Presidente - Per la replica la consigliera Erika Guichardaz.
Guichardaz E. (PCP) - Grazie Assessore. Condivido con lei che la normativa sui distacchi ormai è vecchia e passata. Mi dispiace, perché dalle sue parole un po' si capisce che forse c'era già sentore l'anno scorso di questo taglio del distacco e molto probabilmente, lavorando prima con il Comune rispetto a questo passaggio, non si arriverebbe nella situazione in cui ci troveremo a settembre. Mi fa piacere che si pensi ai fondi europei, perché quella struttura nasce da fondi europei: è stata ristrutturato un antico fienile proprio con un progetto Alcotra del 2007-2013.
Ha ragione quando dice che ci si è dedicati anche ad altro ma, secondo me, sempre in un'ottica di sviluppo dell'attività formativa ed educativa. Nel 2016 io sono stata parte attiva, quando con un progetto GAL è nato il Jardin des anciens remèdes, il quale è proprio pensato anche rispetto a un'attività didattica. Oltretutto in quella struttura più o meno gravitavano - non possiamo tener conto naturalmente degli ultimi due anni in cui c'è stata la pandemia e non c'era quindi la possibilità di visite - all'incirca tra i settecentocinquanta e i mille alunni l'anno, che facevano visita a quella realtà.
Teniamo poi conto che questa è una realtà unica in Valle d'Aosta, perché è l'unica che si occupa degli antichi rimedi. Credo che anche nell'ottica di valorizzazione del patrimonio culturale della nostra regione, un legame con il BREL potrebbe essere una soluzione importante, come - mi permetto di suggerirle - magari anche un legame con l'Institut Agricole che, sotto alcuni punti di vista, potrebbe in qualche modo dare anche un'impronta propulsiva a quel jardin, nato ricordo grazie a Giuseppina Marguerettaz, famosa etnobotanica valdostana, che quindi, secondo me, avrebbe tutte le potenzialità anche per crescere.
Lo diceva lei, per la comunità di Jovençan quella è proprio l'unica e la più importante struttura culturale del paese, a cui tutta una comunità comunque si è dedicata, principalmente con Anna Montrosset che quest'anno, oltretutto, ha visto la premiazione del Prix René Willien, proprio per una delle redazioni dei libri avvenute grazie a quell'associazione culturale.

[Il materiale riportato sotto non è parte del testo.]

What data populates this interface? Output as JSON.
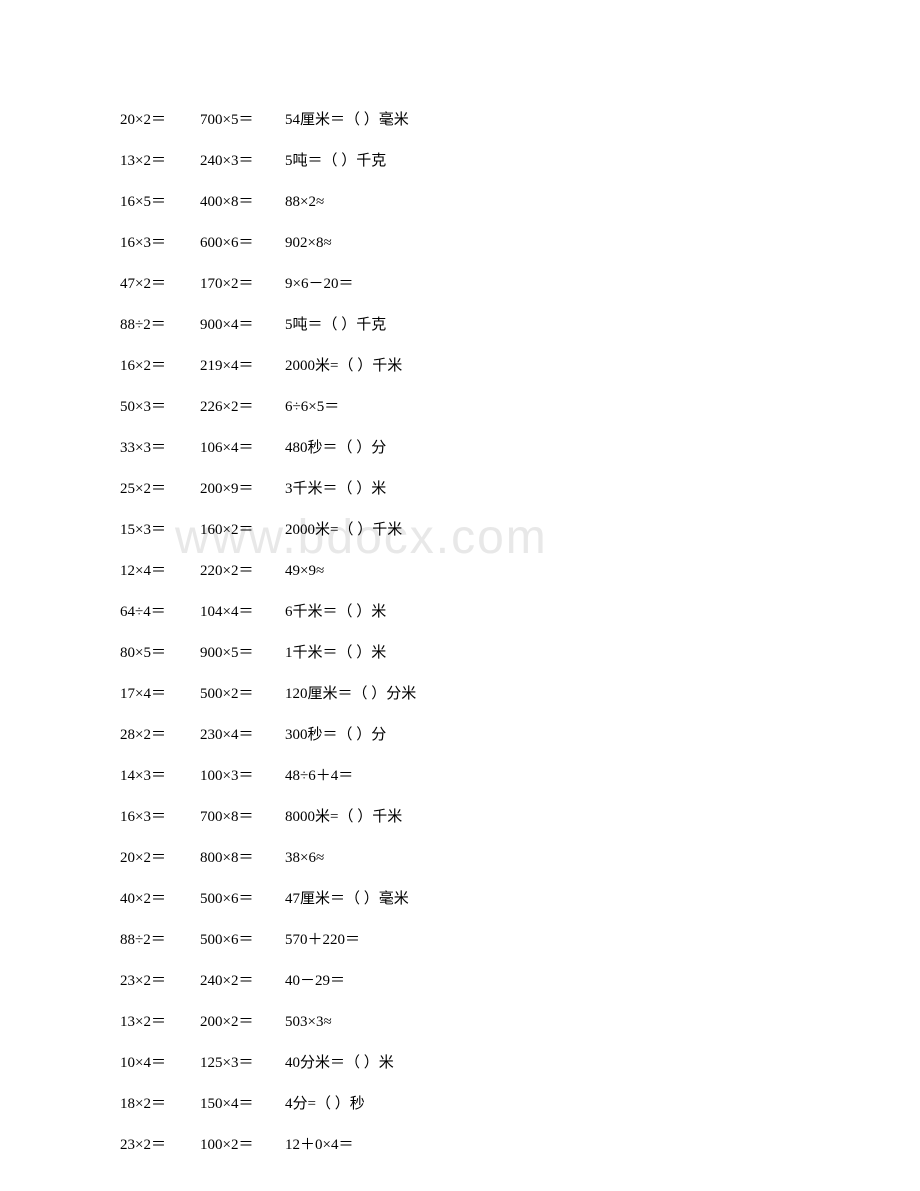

Naturalmente seguirò con attenzione quanto avviene. Le suggerirei anche, perché è un altro mondo che si apre all'interno della scuola: vi sono spesso degli insegnanti che non possono più svolgere il loro ruolo di insegnanti per questioni fisiche o altro, che molto probabilmente, anziché essere messi nelle segreterie dove a livello amministrativo sanno fare poco o nulla, molto probabilmente a livello pedagogico e didattico invece potrebbero in qualche modo aiutare queste associazioni. Sotto questo punto di vista c'è anche la mia disponibilità, lavorando in quel mondo, ad aiutare - se è possibile - e far crescere quello che è il patrimonio culturale della nostra regione.